Capela Santa Maria das Vitórias

Missa no rito romano tradicional em Anápolis

Art. 10 — Se Cristo, enquanto viandante neste mundo simultaneamente gozava da visão beatífica.

O décimo discute-se assim. Parece que Cristo, enquanto viandante neste mundo, não gozava simultaneamente da visão beatífica.

1. — Pois, o viandante precisa ser conduzido ao fim da beatitude; ao passo que quem contempla a Deus repousa no fim. Ora, não é possível a um mesmo ser mover-se para o fim e repousar nele. Logo, Cristo não podia simultaneamente ser viandante e gozar da visão beatifica.

2. Demais. — Ser levado à beatitude ou obtê-la não é possível ao corpo do homem. mas só à sua alma. Por isso diz Agostinho: Da alma redunda, para a natureza inferior, que é o corpo, não a beatitude própria de quem frui e contempla, mas a plenitude da saúde que é o vigor da incorrupção, Ora, Cristo, embora tivesse um corpo passível, contudo pela alma. fruía plenamente de Deus, Logo, Cristo não era viandante. mas gozava da pura visão de Deus.

3. Demais. — Os santos, dos quais as almas estão no céu e os corpos, no sepulcro, gozam por certo da beatitude, pela alma, embora os corpos lhes estejam sob o jugo da morte. E contudo deles não se diz que são viandantes, mas somente que contemplam a Deus. Logo, pela mesma razão, embora o corpo de Cristo fosse mortal, como a sua alma gozava de Deus, parece que vivia na pura contemplação e de nenhum modo era viandante.

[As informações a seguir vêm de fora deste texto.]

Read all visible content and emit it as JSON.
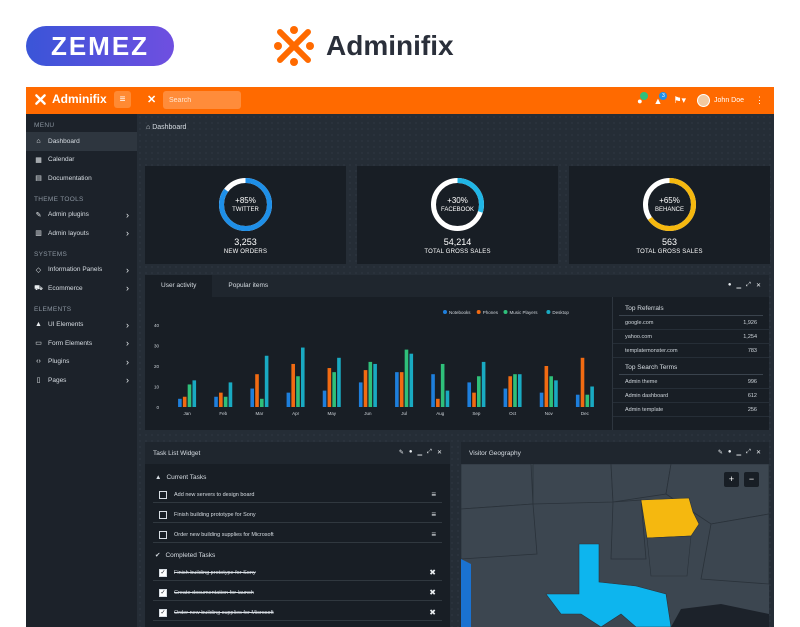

Mas, em contrário, diz a Escritura: Porque hás de ser nesta terra como um estranho e como um viandante que toma o seu caminho para albergar na estalagem por pouco tempo?

SOLUÇÃO. — Diz-se que é viandante quem tende para a beatitude; e vidente quem já alcançou a beatitude, conforme àquilo do Apóstolo: Correi de tal maneira que alcanceis, E noutro lugar: Mas eu prossigo para ver se de algum modo poderei alcançar. Ora, a beatitude completa do homem é a da alma e a do corpo, como demonstramos na Segunda Parte. A alma é próprio contemplar e gozar Deus; o corpo, como tal, ressuscitará espiritual e em vigor e em glória e em incorrupção, na linguagem do Apóstolo. Ora, antes da paixão, a alma de Cristo contemplava plenamente a Deus; e assim tinha a beatitude pelo que ela compete à alma. Mas, quanto ao mais, faltava-lhe a beatitude, tanto por lhe ser passível a alma, como passível e mortal o corpo, segundo do sobredito se colhe. Por onde, era simultaneamente vidente, por ter a beatitude na medida em que não a tinha.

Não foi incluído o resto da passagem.